Far away from the bomb-sniffing dogs
and police in riot gear
that struck fear into Portland's heart
yesterday afternoon at Lloyd Center, FEMA public affairs official Darryl Madden is addressing the media in a ballroom at the airport Sheraton. Answering questions about the bomb scare
that shut down the exercise for several hours yesterday, he says TOPOFF 4 is "back on track
," and "we'll still be able to meet a lot of the objectives
we set forth."
We're here for the final media event of the massive counterterrorism exercise
that's been going on in Portland this week, at which Joe Green and Kelvin Crenshaw from the Seattle Bureau of the Department of Alcohol, Tobacco and Firearms have just finished telling us about how they got to blow up a bus
You may remember the shell of a bus (with the letters MAX painted sloppily across its back) that was used as a stand-in for the MAX train
(supposedly hit by terrorists with a "dirty bomb") at the exercise site at Portland International Raceway.

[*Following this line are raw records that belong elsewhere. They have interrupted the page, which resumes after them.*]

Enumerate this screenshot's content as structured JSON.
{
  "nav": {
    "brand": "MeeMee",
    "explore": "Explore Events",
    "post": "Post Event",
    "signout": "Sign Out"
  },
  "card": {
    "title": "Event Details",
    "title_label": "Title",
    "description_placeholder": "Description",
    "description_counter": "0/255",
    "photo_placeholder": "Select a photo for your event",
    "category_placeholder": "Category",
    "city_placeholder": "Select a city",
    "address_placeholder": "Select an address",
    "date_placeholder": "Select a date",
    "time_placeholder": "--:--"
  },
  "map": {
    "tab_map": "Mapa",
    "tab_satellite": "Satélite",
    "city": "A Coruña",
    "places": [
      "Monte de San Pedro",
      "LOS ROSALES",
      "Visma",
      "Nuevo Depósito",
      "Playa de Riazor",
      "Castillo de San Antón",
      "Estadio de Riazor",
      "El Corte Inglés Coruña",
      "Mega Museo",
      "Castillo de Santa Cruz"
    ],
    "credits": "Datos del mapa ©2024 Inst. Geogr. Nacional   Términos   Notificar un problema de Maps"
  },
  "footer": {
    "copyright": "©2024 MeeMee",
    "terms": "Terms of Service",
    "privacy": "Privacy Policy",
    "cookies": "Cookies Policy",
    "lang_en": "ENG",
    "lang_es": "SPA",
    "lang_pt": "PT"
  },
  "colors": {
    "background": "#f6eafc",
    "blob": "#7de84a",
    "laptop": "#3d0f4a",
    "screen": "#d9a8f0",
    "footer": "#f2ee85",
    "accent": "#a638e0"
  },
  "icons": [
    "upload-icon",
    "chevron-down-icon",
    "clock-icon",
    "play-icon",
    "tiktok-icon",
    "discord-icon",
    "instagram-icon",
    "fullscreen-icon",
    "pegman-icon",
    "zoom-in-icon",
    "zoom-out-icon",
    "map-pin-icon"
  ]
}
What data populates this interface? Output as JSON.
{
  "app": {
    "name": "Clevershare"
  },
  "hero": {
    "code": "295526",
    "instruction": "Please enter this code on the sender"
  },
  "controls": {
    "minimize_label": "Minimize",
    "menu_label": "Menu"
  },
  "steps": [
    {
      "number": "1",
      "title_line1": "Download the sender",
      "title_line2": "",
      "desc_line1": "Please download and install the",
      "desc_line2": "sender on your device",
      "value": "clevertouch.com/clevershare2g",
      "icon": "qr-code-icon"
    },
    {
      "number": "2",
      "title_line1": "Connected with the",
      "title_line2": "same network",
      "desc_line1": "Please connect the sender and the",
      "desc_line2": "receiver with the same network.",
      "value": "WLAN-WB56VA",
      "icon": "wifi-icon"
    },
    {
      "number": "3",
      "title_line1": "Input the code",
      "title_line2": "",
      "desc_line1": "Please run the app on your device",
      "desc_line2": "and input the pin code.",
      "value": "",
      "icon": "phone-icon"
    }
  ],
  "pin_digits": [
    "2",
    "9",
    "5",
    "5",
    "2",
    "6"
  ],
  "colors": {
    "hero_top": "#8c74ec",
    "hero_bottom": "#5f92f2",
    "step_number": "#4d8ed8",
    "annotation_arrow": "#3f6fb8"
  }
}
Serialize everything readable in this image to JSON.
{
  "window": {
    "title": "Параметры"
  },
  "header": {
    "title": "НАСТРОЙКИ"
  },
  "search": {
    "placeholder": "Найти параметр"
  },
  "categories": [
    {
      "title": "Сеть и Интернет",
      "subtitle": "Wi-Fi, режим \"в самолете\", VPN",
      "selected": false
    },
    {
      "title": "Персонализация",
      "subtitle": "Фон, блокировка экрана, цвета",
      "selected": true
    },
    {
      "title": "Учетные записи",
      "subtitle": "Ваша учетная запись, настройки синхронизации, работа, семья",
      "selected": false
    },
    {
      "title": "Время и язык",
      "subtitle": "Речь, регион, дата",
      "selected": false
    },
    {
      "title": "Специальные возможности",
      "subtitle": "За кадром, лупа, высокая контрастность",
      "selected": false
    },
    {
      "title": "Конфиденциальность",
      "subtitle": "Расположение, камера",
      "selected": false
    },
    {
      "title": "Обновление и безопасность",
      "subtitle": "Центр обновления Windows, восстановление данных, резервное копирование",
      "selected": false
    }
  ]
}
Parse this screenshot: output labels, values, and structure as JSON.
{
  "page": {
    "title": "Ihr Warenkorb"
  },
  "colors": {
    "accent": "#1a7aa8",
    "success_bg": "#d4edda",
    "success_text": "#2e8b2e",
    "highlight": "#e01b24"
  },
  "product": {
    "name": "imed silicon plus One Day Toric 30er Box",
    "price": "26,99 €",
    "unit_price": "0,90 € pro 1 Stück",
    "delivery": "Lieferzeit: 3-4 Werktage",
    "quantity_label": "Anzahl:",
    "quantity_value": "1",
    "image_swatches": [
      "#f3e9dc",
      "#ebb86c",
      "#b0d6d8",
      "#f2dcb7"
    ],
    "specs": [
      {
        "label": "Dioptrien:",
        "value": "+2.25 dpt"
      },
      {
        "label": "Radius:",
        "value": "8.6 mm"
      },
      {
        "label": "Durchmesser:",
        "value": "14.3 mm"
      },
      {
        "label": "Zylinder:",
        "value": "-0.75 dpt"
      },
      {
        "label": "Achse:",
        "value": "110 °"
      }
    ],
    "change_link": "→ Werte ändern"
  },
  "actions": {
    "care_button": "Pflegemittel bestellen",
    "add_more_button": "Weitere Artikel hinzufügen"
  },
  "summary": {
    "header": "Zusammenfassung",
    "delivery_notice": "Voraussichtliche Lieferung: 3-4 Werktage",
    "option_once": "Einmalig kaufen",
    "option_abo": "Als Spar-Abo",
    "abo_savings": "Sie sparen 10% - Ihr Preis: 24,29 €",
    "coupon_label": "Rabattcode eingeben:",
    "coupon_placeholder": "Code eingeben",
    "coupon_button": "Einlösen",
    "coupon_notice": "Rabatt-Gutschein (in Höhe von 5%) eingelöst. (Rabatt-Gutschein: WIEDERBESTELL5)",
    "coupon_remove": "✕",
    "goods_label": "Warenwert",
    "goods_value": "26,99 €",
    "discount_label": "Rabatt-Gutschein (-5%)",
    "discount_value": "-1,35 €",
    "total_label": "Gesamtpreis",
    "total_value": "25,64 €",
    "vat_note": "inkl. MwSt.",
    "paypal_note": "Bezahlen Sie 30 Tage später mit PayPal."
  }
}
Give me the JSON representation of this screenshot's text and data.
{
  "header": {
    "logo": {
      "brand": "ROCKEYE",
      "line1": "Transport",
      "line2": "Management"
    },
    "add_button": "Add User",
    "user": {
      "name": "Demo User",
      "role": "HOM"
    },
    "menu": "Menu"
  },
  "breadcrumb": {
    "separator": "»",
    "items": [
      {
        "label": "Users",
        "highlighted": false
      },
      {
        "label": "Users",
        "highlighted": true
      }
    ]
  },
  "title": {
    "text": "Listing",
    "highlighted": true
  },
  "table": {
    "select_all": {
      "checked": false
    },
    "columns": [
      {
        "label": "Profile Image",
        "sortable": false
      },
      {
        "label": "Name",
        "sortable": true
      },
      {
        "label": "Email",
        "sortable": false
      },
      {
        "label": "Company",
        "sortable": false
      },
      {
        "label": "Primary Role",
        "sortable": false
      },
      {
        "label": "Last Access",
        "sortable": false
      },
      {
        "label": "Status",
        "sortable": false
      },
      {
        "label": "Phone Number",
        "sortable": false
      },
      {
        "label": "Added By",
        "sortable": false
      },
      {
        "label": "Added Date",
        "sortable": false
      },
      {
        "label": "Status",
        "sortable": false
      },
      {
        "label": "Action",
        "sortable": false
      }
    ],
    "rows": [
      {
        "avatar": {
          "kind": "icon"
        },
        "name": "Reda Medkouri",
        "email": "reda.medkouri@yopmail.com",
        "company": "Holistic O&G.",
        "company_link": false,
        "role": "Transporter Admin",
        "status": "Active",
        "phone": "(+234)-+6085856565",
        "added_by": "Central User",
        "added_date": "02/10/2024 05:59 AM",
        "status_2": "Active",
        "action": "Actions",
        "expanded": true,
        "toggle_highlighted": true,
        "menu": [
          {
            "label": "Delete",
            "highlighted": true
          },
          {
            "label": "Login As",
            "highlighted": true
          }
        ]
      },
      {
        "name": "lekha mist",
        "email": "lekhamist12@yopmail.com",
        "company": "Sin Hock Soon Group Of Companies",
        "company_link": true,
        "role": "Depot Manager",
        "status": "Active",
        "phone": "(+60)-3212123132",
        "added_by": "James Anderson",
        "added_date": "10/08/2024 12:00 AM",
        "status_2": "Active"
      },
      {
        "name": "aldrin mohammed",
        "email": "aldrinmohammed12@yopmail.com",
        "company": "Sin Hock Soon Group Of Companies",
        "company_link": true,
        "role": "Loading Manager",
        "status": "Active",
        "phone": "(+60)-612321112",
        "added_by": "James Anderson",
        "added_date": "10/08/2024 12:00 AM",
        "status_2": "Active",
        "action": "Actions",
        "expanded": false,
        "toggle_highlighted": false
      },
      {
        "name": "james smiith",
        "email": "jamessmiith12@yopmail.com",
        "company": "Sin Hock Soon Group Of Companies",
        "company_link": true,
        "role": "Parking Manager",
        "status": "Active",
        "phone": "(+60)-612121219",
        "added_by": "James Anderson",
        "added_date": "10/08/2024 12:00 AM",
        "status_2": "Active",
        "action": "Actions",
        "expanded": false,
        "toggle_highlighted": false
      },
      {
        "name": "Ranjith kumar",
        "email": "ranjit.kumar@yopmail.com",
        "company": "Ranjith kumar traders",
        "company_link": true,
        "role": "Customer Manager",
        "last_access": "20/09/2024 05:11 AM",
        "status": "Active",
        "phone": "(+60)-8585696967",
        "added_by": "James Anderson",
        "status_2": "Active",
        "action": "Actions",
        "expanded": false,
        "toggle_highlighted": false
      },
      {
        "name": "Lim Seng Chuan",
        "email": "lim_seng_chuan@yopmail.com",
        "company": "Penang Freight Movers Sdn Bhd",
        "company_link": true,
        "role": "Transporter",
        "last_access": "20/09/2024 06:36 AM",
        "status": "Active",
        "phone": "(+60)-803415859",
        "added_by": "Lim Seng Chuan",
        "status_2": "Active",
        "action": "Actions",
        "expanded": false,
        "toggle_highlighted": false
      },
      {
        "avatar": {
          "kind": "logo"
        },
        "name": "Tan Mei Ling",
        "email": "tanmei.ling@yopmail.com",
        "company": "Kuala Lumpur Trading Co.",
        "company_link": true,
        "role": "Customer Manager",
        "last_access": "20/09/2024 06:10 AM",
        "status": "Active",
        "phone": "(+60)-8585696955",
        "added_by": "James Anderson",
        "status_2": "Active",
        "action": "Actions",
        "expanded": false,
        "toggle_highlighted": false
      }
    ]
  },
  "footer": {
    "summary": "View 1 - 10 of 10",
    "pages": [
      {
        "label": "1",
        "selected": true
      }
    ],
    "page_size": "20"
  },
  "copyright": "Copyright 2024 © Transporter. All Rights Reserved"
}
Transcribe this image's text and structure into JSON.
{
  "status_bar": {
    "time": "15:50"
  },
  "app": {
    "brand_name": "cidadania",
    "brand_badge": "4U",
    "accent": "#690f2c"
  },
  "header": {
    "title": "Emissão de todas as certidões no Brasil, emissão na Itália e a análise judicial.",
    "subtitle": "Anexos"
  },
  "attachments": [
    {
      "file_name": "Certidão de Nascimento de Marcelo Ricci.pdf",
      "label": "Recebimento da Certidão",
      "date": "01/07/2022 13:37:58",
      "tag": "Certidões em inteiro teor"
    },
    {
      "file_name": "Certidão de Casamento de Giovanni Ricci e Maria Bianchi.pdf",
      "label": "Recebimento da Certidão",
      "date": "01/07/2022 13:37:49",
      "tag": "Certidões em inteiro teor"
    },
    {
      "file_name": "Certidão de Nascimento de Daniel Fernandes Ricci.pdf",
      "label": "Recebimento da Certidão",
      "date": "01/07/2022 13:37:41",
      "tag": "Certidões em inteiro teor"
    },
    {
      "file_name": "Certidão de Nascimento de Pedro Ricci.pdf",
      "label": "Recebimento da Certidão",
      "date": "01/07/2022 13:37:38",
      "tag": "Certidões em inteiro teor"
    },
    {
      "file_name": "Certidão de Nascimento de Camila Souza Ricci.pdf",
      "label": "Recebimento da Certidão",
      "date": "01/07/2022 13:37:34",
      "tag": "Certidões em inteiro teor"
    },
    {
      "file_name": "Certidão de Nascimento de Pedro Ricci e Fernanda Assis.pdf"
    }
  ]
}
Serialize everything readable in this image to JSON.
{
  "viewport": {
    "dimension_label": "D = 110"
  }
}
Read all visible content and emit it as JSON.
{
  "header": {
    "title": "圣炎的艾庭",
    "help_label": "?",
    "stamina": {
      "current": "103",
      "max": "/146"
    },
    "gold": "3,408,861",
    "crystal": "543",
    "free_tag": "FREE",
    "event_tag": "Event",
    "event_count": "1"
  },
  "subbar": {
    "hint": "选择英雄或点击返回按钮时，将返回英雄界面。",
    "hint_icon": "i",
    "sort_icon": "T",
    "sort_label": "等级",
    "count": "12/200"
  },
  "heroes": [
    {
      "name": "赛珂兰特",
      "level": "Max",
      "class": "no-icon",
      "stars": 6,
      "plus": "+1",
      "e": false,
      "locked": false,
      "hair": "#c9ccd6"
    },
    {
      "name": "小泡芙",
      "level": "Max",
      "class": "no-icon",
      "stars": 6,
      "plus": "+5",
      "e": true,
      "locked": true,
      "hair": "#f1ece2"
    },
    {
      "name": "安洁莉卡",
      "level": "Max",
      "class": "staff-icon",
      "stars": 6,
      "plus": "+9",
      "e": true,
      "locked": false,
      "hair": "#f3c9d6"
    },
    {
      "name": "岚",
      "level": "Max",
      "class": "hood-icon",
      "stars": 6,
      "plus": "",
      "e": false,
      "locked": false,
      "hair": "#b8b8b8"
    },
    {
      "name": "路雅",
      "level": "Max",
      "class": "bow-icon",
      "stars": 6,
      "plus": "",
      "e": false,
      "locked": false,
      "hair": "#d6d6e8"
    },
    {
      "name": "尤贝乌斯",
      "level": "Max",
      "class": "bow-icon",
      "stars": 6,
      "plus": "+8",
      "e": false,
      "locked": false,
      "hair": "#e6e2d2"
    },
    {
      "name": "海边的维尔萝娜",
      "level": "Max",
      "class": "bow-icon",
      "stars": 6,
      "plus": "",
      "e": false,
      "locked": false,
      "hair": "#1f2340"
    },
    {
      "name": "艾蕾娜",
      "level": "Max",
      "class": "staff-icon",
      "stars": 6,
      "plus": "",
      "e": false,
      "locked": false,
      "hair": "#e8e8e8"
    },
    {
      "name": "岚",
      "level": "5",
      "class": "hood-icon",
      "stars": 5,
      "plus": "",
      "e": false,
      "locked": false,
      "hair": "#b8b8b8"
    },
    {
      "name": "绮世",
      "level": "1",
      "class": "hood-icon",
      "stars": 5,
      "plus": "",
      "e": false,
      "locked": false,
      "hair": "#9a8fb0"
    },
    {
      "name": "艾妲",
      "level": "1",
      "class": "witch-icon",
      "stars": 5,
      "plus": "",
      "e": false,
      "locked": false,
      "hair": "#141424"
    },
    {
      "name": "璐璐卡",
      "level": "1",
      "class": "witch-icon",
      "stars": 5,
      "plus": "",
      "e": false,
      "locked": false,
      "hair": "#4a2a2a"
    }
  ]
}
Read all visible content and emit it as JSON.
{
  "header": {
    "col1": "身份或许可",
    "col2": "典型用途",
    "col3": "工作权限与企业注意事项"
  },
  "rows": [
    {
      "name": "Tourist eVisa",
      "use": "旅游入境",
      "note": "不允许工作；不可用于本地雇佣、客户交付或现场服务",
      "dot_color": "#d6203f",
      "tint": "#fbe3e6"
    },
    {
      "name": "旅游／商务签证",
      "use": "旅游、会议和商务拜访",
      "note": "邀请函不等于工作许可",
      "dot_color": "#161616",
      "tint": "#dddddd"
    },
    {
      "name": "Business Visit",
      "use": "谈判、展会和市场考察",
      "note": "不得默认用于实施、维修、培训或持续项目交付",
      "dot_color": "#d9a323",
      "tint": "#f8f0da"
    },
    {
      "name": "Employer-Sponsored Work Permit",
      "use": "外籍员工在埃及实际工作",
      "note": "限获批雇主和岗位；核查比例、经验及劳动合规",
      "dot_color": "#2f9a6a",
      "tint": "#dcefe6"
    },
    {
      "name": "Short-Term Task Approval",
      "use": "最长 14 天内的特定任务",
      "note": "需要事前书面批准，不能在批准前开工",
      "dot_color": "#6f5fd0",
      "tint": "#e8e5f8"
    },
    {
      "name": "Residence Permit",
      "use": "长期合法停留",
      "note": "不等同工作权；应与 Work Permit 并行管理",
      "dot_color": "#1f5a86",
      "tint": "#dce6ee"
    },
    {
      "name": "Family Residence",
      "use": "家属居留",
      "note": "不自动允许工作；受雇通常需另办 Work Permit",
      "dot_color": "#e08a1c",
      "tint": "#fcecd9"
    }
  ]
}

It turns out that bus was actually exploded last week up near Yakima, Wash.
with ATF officials monitoring the scene. They then took careful note where everything ended up after the explosion, and trucked it all down to PIR to recreate the "disaster scene."
Why this press conference was at all important (especially at 9:30 in the morning) I do not know. But the ATF guys did bring lots of awesome photos and video
of the explosion! Here's the "before
" photo (which I kind of love) of the bus and a few cars out in the middle of nowhere in Central Washington (everyone had to be 1.5 miles away from the blast).
And then: KER-PLOW!!!
Note how much bigger this (totally bitchin') explosion was than the (unbelievably lame) explosion staged solely for the TV cameras at PIR on Tuesday. I think if the Department of Homeland Security and FEMA want us to get fired up about these things, we may need a giant (completely controlled, completely safe) plume of smoke
going up over our city at some point.
Anyway, that was it.
It was kind of an anti-climactic end to the week, especially after all the excitement yesterday. We were back in the same ballroom we started the week off in, still unable to get any answers about what was actually going on in the exercise, still trying to figure out what this $25 million of federal money was going towards. Other than massive, so-totally-cool explosions outside of Yakima.